Sure enough, soon after the men of the Hector saw them coming down the Hellespont, that waterway between the Sea of Marmara and the Aegean. Dallam wrote admiringly of the “marvelous show,” which they made. He seems to have appreciated the people of this part of the world most when they were, one way or another, all dressed up for war. Quote, “they were so curiously painted with fair colours and good varnish. The slaves that were in them rowing sat all naked. As they were rowing towards Tenedoes, the wind came fair for them, and then they cut their sails, and the slaves were covered with a piece of canvas that spread over them all. When the galleys were under sail they showed much better than they did before. The sails were made of cotton wool, and one cloth very white, and another very blue, and the masts of the same colours.”
As the galleys sailed by, Parsons gave the order for the appropriate acknowledgement, which meant unleashing a salvo of respectful cannon-fire. It was poorly done, Dallam wrote, but at least the nearby walls of Troy made for echoes which rolled back and made each piece sound like five, but echoes or not, the admiral was not pleased. He sent over a galley demanding to know why he’d been saluted so poorly, and for that matter where his present was. Rather awkwardly, Parsons found himself having to explain that his present was in fact packed up below decks and he didn’t even know which one it was. The admiral would just have to wait until the Hector docked, like everyone else, like the Sultan. And as for the poor show of guns, well, he said, shovelling out a little lie, he hadn’t known it was the admiral’s vessel. Surely, if he had he would have fired off everything his ship had.

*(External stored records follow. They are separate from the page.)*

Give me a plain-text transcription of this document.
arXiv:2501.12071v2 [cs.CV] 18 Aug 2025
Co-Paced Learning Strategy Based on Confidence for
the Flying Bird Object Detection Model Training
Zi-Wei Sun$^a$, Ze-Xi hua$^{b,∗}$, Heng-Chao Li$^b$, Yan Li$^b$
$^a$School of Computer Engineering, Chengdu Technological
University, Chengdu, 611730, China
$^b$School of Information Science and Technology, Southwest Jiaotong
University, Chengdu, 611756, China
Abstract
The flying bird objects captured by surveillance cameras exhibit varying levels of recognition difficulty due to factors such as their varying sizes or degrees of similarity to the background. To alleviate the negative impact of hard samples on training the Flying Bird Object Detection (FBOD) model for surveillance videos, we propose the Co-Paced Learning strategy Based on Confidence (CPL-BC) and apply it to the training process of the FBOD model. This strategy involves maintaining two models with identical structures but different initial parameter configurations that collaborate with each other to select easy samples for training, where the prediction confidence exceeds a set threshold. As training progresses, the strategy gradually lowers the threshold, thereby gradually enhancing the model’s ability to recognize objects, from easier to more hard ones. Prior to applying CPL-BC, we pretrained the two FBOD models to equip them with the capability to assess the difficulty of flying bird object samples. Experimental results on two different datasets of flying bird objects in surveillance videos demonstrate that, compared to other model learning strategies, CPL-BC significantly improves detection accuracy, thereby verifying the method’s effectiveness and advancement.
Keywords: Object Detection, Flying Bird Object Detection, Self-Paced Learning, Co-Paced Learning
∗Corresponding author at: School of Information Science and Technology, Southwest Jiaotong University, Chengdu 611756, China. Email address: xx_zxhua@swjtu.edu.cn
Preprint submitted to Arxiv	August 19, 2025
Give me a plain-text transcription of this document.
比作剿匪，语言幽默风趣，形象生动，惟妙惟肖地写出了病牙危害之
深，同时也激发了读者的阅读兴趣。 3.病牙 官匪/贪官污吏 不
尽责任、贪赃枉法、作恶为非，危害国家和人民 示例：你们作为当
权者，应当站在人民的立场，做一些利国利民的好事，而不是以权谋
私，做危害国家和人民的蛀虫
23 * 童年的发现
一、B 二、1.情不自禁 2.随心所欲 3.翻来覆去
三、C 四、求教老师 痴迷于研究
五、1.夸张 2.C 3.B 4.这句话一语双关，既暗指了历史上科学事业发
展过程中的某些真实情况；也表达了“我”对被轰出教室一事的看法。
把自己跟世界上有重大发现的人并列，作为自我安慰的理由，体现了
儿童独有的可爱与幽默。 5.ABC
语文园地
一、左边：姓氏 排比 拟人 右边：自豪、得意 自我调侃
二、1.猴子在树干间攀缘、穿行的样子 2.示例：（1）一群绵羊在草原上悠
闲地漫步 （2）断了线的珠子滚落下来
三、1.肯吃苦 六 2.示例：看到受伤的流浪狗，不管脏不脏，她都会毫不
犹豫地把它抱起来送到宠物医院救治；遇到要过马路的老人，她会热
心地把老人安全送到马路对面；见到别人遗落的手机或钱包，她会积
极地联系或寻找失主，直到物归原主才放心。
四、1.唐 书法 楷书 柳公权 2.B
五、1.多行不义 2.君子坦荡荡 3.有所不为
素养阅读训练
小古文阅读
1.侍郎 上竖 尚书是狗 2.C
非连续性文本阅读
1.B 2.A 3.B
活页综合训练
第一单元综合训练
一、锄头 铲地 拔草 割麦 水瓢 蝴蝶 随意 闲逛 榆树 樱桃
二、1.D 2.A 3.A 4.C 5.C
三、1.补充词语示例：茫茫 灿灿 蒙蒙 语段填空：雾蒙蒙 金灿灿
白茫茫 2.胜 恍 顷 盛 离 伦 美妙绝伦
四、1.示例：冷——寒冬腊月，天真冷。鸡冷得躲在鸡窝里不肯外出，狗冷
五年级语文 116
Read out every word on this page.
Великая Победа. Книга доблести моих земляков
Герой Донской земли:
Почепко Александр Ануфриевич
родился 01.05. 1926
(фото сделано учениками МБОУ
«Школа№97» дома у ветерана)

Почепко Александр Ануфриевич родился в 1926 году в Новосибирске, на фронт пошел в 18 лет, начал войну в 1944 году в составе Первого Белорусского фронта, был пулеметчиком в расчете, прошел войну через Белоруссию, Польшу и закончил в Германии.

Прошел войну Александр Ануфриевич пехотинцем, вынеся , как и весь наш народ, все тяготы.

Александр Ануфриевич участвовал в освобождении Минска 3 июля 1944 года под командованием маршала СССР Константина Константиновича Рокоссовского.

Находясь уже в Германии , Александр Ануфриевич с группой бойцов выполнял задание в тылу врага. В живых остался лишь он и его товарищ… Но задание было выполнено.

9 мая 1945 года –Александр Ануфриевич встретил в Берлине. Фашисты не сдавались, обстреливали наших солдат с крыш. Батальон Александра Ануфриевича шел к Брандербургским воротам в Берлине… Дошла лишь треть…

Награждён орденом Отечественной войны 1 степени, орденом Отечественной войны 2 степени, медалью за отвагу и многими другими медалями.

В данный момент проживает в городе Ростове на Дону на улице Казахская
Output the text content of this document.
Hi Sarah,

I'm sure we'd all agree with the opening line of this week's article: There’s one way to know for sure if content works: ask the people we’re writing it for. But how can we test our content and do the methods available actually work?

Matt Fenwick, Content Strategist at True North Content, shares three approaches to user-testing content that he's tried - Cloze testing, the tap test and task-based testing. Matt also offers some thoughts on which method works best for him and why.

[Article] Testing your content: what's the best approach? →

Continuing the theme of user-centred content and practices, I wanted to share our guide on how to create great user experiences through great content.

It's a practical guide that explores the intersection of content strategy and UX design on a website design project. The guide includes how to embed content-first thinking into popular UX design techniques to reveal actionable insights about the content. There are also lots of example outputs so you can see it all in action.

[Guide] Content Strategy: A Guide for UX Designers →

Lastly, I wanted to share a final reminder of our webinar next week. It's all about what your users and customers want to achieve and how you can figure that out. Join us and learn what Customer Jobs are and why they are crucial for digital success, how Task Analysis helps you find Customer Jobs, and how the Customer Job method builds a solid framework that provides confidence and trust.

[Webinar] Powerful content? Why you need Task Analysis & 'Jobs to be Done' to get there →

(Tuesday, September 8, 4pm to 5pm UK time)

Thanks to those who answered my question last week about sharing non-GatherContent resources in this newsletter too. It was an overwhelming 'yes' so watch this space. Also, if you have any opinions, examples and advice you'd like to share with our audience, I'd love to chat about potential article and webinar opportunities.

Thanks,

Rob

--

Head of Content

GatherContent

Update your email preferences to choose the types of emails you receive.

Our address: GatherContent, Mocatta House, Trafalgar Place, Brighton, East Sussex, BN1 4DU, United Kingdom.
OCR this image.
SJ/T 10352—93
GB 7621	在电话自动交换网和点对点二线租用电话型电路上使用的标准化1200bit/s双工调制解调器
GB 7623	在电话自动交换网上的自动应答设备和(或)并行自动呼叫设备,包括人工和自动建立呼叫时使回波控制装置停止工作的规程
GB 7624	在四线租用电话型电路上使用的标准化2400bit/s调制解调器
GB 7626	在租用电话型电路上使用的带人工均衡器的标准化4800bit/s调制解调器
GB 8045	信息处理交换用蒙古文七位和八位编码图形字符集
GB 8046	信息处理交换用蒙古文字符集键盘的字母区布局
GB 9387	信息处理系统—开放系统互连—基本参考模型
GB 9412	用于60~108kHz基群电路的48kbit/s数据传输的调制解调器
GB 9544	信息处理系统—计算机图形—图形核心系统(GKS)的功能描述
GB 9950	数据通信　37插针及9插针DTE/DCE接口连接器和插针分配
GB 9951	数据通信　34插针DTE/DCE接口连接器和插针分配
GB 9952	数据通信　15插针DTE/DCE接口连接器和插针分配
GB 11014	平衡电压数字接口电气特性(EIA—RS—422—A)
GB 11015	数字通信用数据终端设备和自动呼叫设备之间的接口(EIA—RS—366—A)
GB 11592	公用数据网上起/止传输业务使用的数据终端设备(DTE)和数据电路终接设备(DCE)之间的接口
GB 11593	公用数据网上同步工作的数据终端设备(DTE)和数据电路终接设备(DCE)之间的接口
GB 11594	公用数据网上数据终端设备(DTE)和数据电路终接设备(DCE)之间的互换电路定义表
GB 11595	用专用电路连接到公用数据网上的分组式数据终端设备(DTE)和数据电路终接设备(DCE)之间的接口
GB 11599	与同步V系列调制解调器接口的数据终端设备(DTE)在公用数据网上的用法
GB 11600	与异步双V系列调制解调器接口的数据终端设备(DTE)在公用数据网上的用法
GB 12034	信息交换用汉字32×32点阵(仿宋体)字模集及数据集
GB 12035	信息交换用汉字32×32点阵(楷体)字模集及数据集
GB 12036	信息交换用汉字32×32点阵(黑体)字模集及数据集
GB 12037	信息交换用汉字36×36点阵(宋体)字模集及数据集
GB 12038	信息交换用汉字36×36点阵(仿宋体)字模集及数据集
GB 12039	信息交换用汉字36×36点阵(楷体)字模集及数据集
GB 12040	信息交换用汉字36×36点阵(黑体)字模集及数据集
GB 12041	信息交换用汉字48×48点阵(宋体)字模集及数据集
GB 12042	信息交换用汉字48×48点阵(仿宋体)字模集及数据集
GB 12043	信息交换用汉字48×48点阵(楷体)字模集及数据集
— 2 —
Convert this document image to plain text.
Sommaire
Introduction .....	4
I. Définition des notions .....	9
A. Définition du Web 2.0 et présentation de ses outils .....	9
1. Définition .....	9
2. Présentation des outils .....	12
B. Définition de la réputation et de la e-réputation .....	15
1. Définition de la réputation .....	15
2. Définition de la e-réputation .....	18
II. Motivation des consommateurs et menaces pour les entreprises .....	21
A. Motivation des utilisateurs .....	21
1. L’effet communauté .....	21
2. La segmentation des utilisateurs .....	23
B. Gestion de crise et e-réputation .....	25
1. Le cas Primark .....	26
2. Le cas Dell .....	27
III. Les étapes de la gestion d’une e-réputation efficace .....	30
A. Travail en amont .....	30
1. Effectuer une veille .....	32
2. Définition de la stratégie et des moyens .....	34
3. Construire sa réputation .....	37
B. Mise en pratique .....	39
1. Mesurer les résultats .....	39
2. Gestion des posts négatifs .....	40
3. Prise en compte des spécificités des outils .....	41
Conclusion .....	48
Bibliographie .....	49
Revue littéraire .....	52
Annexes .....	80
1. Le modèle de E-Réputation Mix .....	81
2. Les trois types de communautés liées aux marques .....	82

The admiral’s representative was only slightly mollified by this explanation however, for he made clear that wherever the admiral’s primary gift may currently be stored, something was going to need to be coughed up right there and then; furthermore, he would quite like a little something for himself. Two holland chests were eventually found that would do for the admiral, and, after initially insisting that he honestly had nothing left on the boat to give, Parsons came up with some tobacco and pipes for the captain. And just in case you’re wondering, yes, Dallam does also sometimes mention officials coming aboard and bringing gifts of their own to give, though that certainly doesn’t seem to have been the case here. The two sides parted, and another round of shot was offered up as the admiral went on his way, and the Hector closed in on the final stretch, up the Hellespont and towards Constantinople.
And that’s where we’ll leave Dallam for now, becalmed as it happens, and preparing to transfer over to a smaller boat which the Ambassador Lello had sent from Constantinople. He’s heard that they’re making no progress and waiting on the wind, not to mention the fact that there’s a sailor aboard who may have the plague, and, as you’ll understand if you’ve been following at least the last few episodes of this series, he’s pretty anxious for them all to arrive. That’ll be for next episode, the arrival of the famous organ and its maker, our main character, at last making his grand delivery. And we’ll see how Dallam fits in, how he fits in like an elephant shaped peg in a square hole, with the deadly serious business of the sublime port and the imperial court.